IMMUNISATION HISTORY: 0 dose- bcg , opv , hep b taken 6,10,14 weeks - rota , penta , opv taken 6,14 weeks- ipv taken 9-12 months- MR1, jpe-1 taken 16-24 months-DPT1,MR2,OPV booster,JE2 taken 5-6 years- dpt 2 booster SOCIO-ECONOMIC HISTORY: Belong to class 4 according to modified Kuppuswamy SES scale
DIETARY HISTORY : The child is following strict vegetarian diet.
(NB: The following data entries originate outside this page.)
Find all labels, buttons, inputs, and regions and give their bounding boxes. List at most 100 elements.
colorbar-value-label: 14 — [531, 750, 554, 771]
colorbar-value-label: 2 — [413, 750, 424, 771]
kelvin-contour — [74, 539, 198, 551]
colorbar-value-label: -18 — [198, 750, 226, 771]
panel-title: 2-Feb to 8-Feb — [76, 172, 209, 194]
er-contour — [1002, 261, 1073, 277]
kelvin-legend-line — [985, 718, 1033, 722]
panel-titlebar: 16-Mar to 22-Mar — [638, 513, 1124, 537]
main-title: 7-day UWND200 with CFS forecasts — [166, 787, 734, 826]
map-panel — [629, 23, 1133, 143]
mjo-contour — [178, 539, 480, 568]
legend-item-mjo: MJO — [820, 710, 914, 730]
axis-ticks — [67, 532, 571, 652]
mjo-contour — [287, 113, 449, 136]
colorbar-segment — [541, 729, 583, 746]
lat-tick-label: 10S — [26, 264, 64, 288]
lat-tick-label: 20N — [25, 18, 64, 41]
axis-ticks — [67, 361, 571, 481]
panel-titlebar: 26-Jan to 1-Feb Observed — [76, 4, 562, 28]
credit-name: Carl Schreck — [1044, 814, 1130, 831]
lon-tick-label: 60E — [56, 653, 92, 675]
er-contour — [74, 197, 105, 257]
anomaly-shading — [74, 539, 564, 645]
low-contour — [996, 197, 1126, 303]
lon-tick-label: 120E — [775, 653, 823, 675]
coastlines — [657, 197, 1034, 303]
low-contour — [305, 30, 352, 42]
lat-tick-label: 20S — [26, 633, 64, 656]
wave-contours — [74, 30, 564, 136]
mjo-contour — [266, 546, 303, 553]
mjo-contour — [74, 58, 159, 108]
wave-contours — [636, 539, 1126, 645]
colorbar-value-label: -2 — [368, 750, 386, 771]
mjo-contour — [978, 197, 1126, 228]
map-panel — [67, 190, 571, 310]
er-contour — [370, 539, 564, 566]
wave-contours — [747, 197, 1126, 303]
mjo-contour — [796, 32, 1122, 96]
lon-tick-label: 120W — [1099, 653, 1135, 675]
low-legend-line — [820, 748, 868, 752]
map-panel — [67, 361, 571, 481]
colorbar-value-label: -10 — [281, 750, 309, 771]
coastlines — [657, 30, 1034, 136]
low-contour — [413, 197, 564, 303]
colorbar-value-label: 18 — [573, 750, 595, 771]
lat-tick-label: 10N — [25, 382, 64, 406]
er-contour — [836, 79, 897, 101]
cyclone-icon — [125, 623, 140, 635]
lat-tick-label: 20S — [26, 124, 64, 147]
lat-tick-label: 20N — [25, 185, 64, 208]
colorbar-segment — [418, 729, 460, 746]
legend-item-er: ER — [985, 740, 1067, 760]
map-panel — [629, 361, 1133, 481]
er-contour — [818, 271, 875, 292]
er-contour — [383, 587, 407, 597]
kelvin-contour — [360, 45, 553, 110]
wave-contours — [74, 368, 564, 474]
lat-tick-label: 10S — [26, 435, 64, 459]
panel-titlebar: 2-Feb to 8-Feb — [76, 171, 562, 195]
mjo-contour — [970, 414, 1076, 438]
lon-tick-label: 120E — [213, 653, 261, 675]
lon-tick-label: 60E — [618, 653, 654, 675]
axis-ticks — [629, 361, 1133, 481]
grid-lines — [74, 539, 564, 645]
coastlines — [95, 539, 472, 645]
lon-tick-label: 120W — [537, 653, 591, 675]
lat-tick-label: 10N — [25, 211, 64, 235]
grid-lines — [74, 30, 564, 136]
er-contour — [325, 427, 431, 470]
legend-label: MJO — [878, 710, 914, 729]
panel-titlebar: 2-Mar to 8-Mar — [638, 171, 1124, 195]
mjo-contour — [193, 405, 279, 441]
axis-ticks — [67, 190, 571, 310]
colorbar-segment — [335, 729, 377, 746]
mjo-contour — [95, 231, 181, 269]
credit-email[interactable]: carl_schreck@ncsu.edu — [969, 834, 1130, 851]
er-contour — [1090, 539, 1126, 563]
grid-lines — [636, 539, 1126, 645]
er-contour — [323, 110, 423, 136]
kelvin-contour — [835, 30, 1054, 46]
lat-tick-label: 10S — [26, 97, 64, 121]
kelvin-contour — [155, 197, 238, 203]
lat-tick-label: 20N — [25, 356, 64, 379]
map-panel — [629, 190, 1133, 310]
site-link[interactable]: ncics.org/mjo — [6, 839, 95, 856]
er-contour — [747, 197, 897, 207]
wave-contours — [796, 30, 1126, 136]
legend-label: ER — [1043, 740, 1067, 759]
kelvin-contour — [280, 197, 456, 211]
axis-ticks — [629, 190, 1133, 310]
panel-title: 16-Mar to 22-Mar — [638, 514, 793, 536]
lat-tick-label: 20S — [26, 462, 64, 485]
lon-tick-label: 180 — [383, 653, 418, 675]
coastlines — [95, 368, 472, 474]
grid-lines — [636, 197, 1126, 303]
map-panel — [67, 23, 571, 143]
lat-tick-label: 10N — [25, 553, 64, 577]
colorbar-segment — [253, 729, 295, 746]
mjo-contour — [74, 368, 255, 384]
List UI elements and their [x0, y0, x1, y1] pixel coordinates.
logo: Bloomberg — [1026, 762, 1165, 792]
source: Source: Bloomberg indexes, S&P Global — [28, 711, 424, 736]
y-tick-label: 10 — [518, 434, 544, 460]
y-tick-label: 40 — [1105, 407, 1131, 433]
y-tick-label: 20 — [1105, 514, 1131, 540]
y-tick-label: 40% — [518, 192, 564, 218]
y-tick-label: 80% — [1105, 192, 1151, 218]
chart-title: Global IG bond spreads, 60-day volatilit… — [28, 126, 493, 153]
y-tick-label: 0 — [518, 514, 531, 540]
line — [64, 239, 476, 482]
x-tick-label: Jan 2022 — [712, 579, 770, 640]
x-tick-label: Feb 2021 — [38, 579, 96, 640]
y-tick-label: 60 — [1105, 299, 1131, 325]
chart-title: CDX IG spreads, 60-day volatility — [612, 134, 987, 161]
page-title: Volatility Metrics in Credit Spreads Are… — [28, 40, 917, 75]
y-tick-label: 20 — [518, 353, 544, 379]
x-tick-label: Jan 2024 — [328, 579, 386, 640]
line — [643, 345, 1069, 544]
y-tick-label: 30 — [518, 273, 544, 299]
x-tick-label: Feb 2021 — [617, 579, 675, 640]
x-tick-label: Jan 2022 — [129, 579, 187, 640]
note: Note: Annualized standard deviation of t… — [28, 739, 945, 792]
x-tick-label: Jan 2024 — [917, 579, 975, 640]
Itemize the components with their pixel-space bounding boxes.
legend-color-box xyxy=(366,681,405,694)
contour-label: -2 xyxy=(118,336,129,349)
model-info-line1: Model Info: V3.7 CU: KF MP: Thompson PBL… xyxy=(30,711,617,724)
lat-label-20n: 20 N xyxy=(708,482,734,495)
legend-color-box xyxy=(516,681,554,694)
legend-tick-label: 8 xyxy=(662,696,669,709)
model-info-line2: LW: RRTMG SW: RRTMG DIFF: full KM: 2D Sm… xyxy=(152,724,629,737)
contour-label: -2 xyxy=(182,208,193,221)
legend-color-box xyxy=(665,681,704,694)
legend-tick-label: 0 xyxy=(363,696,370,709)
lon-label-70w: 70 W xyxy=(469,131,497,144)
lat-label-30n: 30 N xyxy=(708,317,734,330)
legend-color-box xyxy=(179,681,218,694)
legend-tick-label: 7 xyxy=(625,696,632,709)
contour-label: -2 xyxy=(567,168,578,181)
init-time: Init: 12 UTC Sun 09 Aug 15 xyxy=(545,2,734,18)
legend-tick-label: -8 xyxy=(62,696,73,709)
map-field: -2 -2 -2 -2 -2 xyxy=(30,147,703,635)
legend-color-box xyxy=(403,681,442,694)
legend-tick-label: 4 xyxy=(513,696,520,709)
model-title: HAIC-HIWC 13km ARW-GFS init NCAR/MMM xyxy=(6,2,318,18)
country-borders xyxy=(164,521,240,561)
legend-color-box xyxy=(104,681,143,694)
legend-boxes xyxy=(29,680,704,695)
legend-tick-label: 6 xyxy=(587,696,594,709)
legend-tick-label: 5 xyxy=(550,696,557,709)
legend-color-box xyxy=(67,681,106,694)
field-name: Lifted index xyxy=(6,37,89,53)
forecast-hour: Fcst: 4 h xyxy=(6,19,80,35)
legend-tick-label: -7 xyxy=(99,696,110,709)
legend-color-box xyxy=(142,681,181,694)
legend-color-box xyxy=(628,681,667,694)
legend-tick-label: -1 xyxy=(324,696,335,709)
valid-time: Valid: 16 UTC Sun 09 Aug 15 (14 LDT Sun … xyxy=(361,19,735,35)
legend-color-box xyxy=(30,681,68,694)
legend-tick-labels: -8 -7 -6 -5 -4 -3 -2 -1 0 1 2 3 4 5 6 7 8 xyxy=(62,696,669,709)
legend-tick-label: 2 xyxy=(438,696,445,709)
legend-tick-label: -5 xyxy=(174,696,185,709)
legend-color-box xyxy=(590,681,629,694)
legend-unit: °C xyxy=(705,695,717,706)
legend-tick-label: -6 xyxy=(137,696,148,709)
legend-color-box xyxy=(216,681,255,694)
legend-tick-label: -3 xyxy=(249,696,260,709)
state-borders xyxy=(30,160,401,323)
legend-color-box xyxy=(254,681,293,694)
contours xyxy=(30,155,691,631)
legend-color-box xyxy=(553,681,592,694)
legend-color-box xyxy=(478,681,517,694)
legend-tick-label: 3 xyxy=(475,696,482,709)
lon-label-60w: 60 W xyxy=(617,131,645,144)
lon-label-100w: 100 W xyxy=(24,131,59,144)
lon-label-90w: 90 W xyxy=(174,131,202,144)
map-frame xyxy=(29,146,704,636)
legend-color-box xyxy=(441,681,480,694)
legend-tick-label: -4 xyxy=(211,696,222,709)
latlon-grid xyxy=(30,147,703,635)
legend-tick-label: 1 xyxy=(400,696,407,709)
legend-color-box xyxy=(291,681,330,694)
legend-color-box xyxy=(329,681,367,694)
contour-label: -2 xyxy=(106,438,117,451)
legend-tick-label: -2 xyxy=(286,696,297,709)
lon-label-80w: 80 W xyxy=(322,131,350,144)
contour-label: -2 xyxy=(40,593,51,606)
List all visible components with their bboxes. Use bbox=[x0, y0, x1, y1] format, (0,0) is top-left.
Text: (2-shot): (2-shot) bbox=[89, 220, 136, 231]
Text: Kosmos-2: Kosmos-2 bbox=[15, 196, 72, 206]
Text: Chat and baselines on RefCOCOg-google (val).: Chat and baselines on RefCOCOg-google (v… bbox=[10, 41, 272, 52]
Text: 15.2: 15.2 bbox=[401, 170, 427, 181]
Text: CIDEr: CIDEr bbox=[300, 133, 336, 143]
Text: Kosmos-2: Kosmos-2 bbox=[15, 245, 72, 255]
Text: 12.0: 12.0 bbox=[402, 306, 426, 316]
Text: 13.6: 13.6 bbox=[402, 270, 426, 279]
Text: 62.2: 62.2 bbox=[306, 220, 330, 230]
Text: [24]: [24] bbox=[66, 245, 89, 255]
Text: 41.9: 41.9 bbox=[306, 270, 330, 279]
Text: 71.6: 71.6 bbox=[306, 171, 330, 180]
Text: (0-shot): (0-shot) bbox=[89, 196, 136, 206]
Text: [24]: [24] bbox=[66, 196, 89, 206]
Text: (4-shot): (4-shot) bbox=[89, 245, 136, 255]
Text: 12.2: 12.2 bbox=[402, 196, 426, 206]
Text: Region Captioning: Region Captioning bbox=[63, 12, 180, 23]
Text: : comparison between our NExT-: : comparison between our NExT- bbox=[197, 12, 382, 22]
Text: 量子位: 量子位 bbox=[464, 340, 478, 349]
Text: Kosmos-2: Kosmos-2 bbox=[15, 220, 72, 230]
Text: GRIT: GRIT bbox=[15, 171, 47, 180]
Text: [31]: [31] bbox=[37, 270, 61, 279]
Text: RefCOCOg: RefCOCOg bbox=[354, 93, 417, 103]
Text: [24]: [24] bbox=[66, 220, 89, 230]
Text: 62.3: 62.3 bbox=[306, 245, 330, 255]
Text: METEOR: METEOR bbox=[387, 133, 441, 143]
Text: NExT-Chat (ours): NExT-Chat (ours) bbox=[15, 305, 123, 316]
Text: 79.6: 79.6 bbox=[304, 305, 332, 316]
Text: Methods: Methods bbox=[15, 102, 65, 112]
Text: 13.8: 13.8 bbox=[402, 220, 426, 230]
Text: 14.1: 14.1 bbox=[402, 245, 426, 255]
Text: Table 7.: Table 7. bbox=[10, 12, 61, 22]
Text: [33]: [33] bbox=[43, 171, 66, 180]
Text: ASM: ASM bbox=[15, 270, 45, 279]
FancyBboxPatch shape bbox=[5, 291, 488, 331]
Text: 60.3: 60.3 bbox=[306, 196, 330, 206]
Milk and milk products are also avoided.
GENERAL EXAMINATION : Conscious, coherent, co-operative Pallor: Present No signs of Icterus , cyanosis , clubbing , generalized lymphadenopathy , pedal edema VITAL DATA: Temperature: 98.4°F Pulse rate: 92beats/min, normal volume, no radio-radial and radio-femoral delay, peripheral pulses present Respiratory rate:18 breaths/min, abdomino -thoracic type Sp02: 93% at room air BP: 110/60mmHg in supine position, measured in left arm Capillary Refill Time: 4 sec
HEAD TO TOE EXAMINTION : Head: shape and size are normal Eyes: eyelids, eyebrows, eyelashes are all normal. Nose: nose bridge and philtrum are normal. Mouth: Lips palel , buccal mucosa pale, tongue is beefy red. Neck: no swellings Upper and lower limbs normal Skin- hyperpigmentation of skin at knuckles mainly of interphalanges in the dorsum of hand. Genitalia - normal Spine - no deformity
Systemic examination Cns : Handedness:right Higher mental function, speech, cranial nerves, motor system :normal Reflexes, posture:normal Sensory examination : vibration and positional loss Spinal and cranial examination , extrapyramidal , cerebellar disease :normal Peripheral nerves examination :normal Examination of meninges :no signs of meningeal irritation that is neck stiffness, kerengs signs, brugisiki sign :normal
Other Systems Examination CVS- S1 and S2 are heard no added adventitious sounds No murmurs and thrills Respiratory- Trachea in midline Normal vesicular breath sounds Hematological- Signs of anemia seen at buccal mucosal, palpeable conjunctiva, red beefy tongue, hyperpigmentation of skin Lymphatic- No lymphedenopathy Per abdomen - Soft and non tender, No organomegaly , Bowel sounds present
Provisional diagnosis: A 9yr old male child raju came with chief complaint of decreased activity of playfulness, shortness of breath, tingling and numbness,anaemia probably a anaemia due to nutrional deficiency ( megaloblastic anemia )with no other complications.